Le 28 avril 2025 à 12 h 33, les systèmes électriques espagnol et portugais ont subi une panne majeure. Selon le rapport factuel publié le 3 octobre par le panel d’experts mandaté au niveau européen, il s’agit du plus grave incident observé sur le système continental depuis plus de vingt ans. Ce document vise à décrire objectivement les faits et la chronologie des événements ; il n’a pas pour objet d’attribuer une responsabilité ni d’établir les causes racines, qui seront traitées dans un rapport final ultérieur.

Une dégradation fulgurante des paramètres du système

D’après la chronologie reconstituée, la période 12 h 32–12 h 33 a été marquée par des déconnexions successives de moyens de production dans plusieurs régions d’Espagne (éolien, photovoltaïque et thermo-solaire notamment), accompagnées d’une hausse de la charge apparente dans certaines zones de distribution. Ces événements ont conduit à des écarts de tension puis à une perte de synchronisme de la péninsule Ibérique avec le reste du système continental. Les interconnexions AC avec la France et le Maroc ont été coupées par protections automatiques, avant l’arrêt des liaisons HVDC, scellant l’effondrement du système ibérique. Le rapport indique que les raisons exactes de plusieurs déclenchements restent à documenter ; certaines coupures sont liées à des seuils de protection (par exemple en surtension), d’autres sont encore non expliquées à ce stade factuel.

Un contexte de variabilité et d’oscillations préalables

La matinée avait été caractérisée par un profil de production renouvelable variable et par des oscillations de puissance/fréquence observées à deux reprises, d’abord de caractère local, puis inter-régional. Les gestionnaires de réseaux ont mis en œuvre des mesures de contrôle de tension (manœuvres topologiques, réglages, gestion de liaisons et shunts) et d’échanges transfrontaliers pour amortir ces oscillations. Si ces actions ont contribué à réduire l’amplitude de certains phénomènes, le système demeurait sensible aux évolutions rapides des flux et des tensions. Le rapport se limite ici à constater les faits mesurés (tensions, fréquences, chronologie des déclenchements) sans conclure sur un déclencheur unique.

Restauration progressive : îlots noirs, interconnexions et coordination

Une fois l’incident enclenché, les gestionnaires de réseaux d’Espagne (RE), du Portugal (REN) et de France (RTE) ont activé leurs plans de défense et de restauration. Plusieurs îlots de redémarrage (black-start) ont été établis en Espagne dans l’après-midi, tandis que le Portugal constituait ses propres îlots. Les interconnexions avec la France ont été mises en service par étapes (notamment Argia–Hernani et Baixas–Vic), facilitant la resynchronisation. La tension continentale a été rétablie au Portugal en début de soirée via une liaison 220 kV, puis l’ensemble du réseau de transport portugais a été restauré à 00 h 22 le 29 avril ; le réseau espagnol l’a été vers 04 h 00.

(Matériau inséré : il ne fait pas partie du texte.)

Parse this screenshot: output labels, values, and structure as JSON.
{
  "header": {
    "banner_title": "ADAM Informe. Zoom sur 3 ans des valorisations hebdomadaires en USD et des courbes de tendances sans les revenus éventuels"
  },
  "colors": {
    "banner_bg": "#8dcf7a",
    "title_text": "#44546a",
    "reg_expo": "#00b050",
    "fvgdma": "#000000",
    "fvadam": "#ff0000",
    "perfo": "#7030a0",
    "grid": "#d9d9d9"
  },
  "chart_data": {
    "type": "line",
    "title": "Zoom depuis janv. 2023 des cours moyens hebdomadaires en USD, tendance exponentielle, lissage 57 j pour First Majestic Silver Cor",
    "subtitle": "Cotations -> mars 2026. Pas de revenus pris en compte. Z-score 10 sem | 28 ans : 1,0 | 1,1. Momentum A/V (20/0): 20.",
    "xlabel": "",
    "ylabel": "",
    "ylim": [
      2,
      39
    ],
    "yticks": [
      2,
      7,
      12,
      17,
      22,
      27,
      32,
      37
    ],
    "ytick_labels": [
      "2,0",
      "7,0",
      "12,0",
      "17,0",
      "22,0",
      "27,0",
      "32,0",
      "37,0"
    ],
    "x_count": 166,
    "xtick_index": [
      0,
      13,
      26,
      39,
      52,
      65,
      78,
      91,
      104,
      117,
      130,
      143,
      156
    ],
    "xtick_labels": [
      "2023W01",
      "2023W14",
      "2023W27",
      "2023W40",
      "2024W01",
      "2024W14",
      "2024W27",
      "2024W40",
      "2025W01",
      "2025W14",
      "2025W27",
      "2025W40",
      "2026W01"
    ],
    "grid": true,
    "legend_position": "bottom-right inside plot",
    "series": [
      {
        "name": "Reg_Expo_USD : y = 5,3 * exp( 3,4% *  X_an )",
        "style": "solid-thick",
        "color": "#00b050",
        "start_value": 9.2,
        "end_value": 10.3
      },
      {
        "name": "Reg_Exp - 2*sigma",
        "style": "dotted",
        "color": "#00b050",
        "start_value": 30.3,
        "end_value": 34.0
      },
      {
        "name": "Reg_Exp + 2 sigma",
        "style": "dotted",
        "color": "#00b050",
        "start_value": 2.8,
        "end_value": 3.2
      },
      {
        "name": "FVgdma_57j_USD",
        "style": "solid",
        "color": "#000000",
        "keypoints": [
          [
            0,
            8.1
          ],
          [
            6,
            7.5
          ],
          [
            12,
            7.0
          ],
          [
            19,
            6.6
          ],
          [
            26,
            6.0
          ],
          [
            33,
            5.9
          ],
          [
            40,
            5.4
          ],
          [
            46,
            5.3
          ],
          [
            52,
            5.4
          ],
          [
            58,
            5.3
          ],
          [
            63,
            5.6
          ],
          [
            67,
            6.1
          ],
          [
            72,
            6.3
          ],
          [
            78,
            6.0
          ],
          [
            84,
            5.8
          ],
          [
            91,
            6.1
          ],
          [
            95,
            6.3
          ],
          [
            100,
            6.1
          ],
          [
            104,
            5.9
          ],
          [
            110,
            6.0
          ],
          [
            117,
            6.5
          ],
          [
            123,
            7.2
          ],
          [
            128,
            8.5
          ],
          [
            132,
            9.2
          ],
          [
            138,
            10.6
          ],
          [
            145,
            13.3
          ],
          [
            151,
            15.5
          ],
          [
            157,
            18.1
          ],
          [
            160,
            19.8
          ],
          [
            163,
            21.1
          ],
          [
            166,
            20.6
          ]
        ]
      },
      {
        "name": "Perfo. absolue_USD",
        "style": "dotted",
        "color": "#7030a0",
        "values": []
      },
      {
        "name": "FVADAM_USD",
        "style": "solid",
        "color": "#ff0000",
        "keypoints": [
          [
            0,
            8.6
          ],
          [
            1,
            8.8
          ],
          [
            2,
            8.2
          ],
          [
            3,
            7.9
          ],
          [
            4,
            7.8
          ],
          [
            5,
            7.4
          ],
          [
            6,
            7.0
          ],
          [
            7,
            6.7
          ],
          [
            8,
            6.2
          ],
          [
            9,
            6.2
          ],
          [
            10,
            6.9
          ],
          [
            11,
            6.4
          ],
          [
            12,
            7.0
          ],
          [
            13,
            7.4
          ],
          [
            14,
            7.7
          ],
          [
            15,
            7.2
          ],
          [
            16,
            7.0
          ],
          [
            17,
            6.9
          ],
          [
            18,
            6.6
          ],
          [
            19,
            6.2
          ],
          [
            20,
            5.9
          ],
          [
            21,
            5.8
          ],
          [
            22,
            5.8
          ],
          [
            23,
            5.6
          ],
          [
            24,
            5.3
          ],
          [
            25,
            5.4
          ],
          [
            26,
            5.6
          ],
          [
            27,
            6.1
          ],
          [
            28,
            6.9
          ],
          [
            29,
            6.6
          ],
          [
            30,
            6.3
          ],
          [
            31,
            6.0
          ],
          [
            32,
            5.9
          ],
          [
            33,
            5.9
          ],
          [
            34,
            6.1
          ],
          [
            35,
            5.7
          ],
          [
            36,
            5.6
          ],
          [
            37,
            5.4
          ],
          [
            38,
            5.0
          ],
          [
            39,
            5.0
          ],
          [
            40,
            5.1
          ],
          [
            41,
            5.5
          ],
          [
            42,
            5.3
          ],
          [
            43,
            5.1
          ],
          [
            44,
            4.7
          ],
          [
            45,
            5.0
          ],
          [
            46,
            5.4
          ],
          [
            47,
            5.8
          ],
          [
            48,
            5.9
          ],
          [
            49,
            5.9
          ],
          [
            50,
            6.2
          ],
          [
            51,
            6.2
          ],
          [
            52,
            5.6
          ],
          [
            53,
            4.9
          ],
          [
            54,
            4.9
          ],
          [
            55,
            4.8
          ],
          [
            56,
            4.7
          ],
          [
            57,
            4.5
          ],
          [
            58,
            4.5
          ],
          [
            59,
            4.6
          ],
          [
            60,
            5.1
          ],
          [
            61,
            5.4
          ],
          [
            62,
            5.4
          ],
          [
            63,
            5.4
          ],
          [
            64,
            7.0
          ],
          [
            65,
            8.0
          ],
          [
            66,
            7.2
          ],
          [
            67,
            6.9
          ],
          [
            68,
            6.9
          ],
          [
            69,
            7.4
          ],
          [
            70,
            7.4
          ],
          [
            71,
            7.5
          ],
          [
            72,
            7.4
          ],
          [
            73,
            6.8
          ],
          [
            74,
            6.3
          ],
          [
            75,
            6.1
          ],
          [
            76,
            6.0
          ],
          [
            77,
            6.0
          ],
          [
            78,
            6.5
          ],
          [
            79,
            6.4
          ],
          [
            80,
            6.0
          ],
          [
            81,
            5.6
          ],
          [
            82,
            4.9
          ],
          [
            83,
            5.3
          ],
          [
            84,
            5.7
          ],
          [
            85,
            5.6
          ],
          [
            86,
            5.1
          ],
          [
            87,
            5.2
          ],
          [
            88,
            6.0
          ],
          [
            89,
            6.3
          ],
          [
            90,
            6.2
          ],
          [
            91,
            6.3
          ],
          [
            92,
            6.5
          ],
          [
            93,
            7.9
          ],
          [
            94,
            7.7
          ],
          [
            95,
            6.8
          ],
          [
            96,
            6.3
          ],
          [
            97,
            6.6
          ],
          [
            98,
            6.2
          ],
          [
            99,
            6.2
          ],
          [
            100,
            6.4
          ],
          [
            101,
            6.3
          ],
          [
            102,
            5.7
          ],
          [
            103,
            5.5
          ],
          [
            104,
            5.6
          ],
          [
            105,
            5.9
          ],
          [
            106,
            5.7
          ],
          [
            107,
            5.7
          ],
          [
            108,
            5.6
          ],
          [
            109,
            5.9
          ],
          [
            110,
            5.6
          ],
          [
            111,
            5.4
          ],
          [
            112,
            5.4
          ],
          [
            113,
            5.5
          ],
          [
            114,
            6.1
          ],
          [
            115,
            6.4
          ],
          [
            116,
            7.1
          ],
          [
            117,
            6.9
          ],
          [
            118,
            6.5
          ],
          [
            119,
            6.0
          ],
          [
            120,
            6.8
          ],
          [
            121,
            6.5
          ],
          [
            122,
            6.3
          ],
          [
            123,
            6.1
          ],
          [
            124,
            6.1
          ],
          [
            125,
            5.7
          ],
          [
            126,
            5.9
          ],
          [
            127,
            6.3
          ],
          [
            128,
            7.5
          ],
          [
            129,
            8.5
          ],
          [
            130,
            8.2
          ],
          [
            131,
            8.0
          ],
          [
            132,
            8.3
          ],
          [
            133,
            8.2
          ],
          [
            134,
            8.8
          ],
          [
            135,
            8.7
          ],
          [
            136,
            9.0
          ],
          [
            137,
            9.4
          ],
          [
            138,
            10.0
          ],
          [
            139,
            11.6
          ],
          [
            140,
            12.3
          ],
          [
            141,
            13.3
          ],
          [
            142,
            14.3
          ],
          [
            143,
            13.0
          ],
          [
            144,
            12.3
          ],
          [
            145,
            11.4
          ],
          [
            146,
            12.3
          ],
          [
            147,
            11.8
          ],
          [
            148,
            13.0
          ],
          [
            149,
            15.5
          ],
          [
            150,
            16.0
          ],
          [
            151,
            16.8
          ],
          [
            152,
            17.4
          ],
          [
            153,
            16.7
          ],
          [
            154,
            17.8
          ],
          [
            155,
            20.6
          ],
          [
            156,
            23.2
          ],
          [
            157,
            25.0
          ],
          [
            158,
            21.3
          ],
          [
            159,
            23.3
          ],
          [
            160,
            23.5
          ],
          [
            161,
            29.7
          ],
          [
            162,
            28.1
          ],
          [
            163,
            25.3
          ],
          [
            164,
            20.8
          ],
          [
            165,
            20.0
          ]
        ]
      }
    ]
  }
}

Un cadre d’enquête structuré, des données encore à compléter

Classé niveau 3 (le plus élevé) par la méthodologie européenne d’échelle d’incident, l’événement a justifié la mise en place d’un panel d’experts européens associant des gestionnaires de réseaux touchés et non touchés, des centres de coordination régionaux, des régulateurs et l’ACER. Le recueil de données a été massif (TSO, DSO, producteurs) mais certaines informations manquent encore, en particulier sur des déclenchements de production avant la panne, ce qui explique que le document diffusé soit factuel et non conclusif. Le rapport final annoncera les causes racines et formulera des recommandations.

Les enjeux mis en lumière : stabilité, tension et services système

Au plan technique, l’incident rappelle la nécessité de conforter les moyens de contrôle de tension et de fréquence, de vérifier les réglages de protections et d’optimiser l’intégration des renouvelables variables au sein d’architectures de système de plus en plus électroniques. Les pistes évoquées de longue date dans le secteur – exigences de performance au raccordement, services système, stockage, flexibilité et coordination transfrontalière renforcée – apparaissent au cœur de la résilience attendue.

Et maintenant ?

Le panel publiera un rapport final avec causes, enseignements et pistes d’amélioration pour éviter la répétition d’un tel événement et renforcer la robustesse du système européen. En attendant, ce premier document invite à la prudence dans l’interprétation : il dresse un état des faits et de la restauration, sans imputation.